Historic church in Michigan, United States

The Unitarian Universalist Church (also known as Grace Bible Church or First Unitarian Church) is a historic church building at 100 N. State Street in Ann Arbor, Michigan. It was listed on the National Register of Historic Places in 1978.

==History==
The First Unitarian Society of Ann Arbor was formed in 1865, and began worshiping in what was once the Methodist Church. In 1878, Dr. Jabez T. Sunderland arrived in Ann Arbor as the pastor of the First Unitarian Church. One of the first projects he tackled in his 20-year tenure was the construction of a new church building. Sunderland raised $19,000 toward the cost of the structure, and the congregation hired the Detroit architectural firm of Donaldson and Meier to design the building. Construction on the building began in 1881, with the stonework done by the Walker Brothers firm of Ann Arbor, and it was completed in 1882.

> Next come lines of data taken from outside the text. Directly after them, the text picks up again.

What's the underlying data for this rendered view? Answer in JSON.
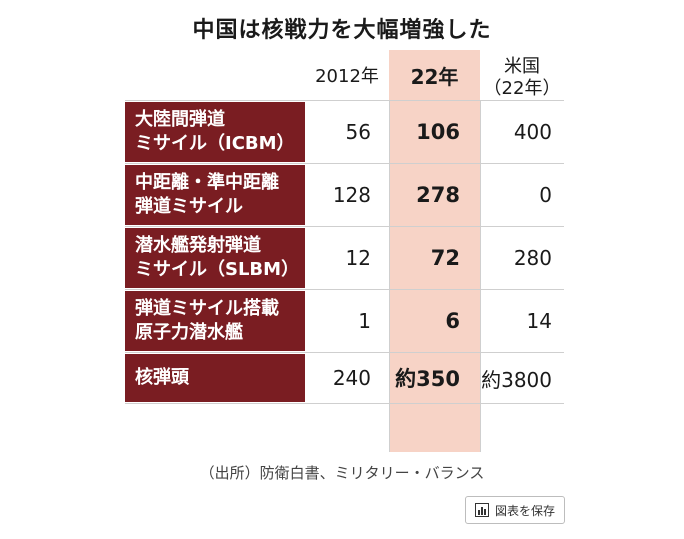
{
  "title": "中国は核戦力を大幅増強した",
  "chart_data": {
    "type": "table",
    "columns": [
      "2012年",
      "22年",
      "米国",
      "（22年）"
    ],
    "series": [
      {
        "name": "2012年",
        "values": [
          56,
          128,
          12,
          1,
          240
        ]
      },
      {
        "name": "22年",
        "values": [
          106,
          278,
          72,
          6,
          350
        ]
      },
      {
        "name": "米国（22年）",
        "values": [
          400,
          0,
          280,
          14,
          3800
        ]
      }
    ],
    "categories": [
      "大陸間弾道ミサイル（ICBM）",
      "中距離・準中距離弾道ミサイル",
      "潜水艦発射弾道ミサイル（SLBM）",
      "弾道ミサイル搭載原子力潜水艦",
      "核弾頭"
    ],
    "rows": [
      {
        "label1": "大陸間弾道",
        "label2": "ミサイル（ICBM）",
        "v2012": "56",
        "v22": "106",
        "us": "400"
      },
      {
        "label1": "中距離・準中距離",
        "label2": "弾道ミサイル",
        "v2012": "128",
        "v22": "278",
        "us": "0"
      },
      {
        "label1": "潜水艦発射弾道",
        "label2": "ミサイル（SLBM）",
        "v2012": "12",
        "v22": "72",
        "us": "280"
      },
      {
        "label1": "弾道ミサイル搭載",
        "label2": "原子力潜水艦",
        "v2012": "1",
        "v22": "6",
        "us": "14"
      },
      {
        "label1": "核弾頭",
        "label2": "",
        "v2012": "240",
        "v22": "約350",
        "us": "約3800"
      }
    ],
    "colors": {
      "label_bg": "#7a1d22",
      "highlight": "#f7d3c6"
    }
  },
  "header": {
    "col_2012": "2012年",
    "col_22": "22年",
    "col_us_line1": "米国",
    "col_us_line2": "（22年）"
  },
  "source": "（出所）防衛白書、ミリタリー・バランス",
  "save_button": {
    "label": "図表を保存",
    "icon": "chart-icon"
  }
}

A student center addition was constructed in 1920. The Unitarian congregation used the building until 1946, when the congregation moved to Washtenaw Avenue. The Grace Bible Church congregation purchased the building that year and eventually leased the building to the Bible Church of True Holiness in 1971. Grace Bible Church moved to South Maple Road in 1975. The building was sold again in 1985 to D. B. Associates Ltd. which renovated the inside and outside of the then deteriorating building to house the architecture firm of Hobbs and Black, Associates, Inc. During renovation, an 1890s Tiffany window that had been covered over in the 1930s was discovered.

==Description==
The Ann Arbor First Unitarian Church is a two-story rectangular Richardsonian Romanesque structure constructed of ashlar decorated with bands of darker stone. The roof is cross-gabled, and a turreted square tower with a hip roof sits at the rear of the building.